Letztes Update am Do, 25.04.2019 13:43

APAOnlineticker / Tiroler Tageszeitung Onlineausgabe


Armut - Hartinger-Klein kündigt weitere Maßnahmen an



Wien (APA) - Angesichts der von der Statistik Austria festgestellten 17,5 Prozent der Bevölkerung, die 2018 armuts- oder ausgrenzungsgefährdet waren, sieht Sozialministerin Beate Hartinger-Klein (FPÖ) Österreich „auf einem guten Weg“. Gleichzeitig kündigte sie am Donnerstag in einer Aussendung, weitere Maßnahmen zur Armutsbekämpfung an.

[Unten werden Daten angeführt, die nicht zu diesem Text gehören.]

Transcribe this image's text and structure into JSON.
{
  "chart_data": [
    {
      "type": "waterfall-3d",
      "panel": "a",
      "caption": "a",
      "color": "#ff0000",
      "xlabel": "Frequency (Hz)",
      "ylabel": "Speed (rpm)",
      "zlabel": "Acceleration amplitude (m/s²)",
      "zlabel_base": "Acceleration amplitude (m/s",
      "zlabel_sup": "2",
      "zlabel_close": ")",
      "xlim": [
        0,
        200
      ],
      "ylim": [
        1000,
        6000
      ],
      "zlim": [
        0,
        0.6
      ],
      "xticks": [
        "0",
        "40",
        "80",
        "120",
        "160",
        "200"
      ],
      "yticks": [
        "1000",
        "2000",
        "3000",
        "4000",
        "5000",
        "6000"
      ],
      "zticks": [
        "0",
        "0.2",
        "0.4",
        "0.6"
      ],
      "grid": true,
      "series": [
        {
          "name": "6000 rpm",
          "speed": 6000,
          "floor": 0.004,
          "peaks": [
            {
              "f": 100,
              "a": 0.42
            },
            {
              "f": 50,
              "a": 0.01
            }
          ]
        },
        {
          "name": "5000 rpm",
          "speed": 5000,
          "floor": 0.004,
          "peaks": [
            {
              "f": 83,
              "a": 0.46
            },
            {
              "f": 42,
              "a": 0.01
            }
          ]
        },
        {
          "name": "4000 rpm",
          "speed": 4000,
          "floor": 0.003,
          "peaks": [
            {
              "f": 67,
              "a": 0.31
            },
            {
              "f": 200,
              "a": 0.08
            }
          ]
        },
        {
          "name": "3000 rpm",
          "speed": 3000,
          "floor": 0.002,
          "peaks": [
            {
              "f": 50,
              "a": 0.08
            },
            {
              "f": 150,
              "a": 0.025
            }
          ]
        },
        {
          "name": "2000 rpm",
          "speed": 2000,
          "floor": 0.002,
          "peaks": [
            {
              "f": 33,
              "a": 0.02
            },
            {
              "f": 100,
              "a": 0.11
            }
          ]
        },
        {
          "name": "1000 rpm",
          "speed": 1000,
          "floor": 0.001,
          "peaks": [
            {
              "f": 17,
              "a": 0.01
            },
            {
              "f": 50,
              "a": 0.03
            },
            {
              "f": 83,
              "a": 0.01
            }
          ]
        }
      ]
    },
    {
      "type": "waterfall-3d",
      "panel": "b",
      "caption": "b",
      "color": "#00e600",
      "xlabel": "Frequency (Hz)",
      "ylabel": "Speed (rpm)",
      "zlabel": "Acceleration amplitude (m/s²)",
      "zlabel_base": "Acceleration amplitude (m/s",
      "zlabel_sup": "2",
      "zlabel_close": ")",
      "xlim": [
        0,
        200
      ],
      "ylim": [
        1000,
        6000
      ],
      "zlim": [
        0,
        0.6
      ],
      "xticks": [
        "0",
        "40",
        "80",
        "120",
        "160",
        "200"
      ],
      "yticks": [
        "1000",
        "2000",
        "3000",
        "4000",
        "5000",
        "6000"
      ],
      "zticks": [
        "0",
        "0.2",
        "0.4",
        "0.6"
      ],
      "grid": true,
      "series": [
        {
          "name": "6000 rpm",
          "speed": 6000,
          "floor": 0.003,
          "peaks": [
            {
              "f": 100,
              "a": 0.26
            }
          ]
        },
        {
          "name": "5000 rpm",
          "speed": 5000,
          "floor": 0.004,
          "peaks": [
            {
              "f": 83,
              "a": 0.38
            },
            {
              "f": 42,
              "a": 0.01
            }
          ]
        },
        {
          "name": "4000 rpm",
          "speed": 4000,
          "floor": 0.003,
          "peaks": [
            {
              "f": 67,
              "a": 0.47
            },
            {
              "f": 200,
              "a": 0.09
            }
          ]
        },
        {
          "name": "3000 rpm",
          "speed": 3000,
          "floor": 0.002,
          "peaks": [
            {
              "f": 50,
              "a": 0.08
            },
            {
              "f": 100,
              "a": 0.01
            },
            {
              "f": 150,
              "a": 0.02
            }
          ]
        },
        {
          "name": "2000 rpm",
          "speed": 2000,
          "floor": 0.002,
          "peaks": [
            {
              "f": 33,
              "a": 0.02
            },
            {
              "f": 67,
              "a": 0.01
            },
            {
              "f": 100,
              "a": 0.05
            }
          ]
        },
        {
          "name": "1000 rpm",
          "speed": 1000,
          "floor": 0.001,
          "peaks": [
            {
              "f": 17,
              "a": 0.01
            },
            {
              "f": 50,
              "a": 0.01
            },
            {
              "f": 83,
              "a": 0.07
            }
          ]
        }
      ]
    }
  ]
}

Mit dem heutigen Beschluss der neuen Sozialhilfe „gehen wir in die richtige Richtung“, meinte Hartinger-Klein. „Die Sozialhilfe wird künftig stärker mit Anreizen zur Erwerbsaufnahme verknüpft sein. Hier setzen wir mit einem höheren Wiedereinsteigerfreibetrag neue Impulse. Denn Arbeit ist der beste Weg aus der Armut.“ Gleichzeitig verwies die Ministerin auf weitere gesetzt Maßnahmen wie die Senkung der Arbeitslosenversicherungsbeiträge, den Familienbonus oder die „Schulstartpakete“.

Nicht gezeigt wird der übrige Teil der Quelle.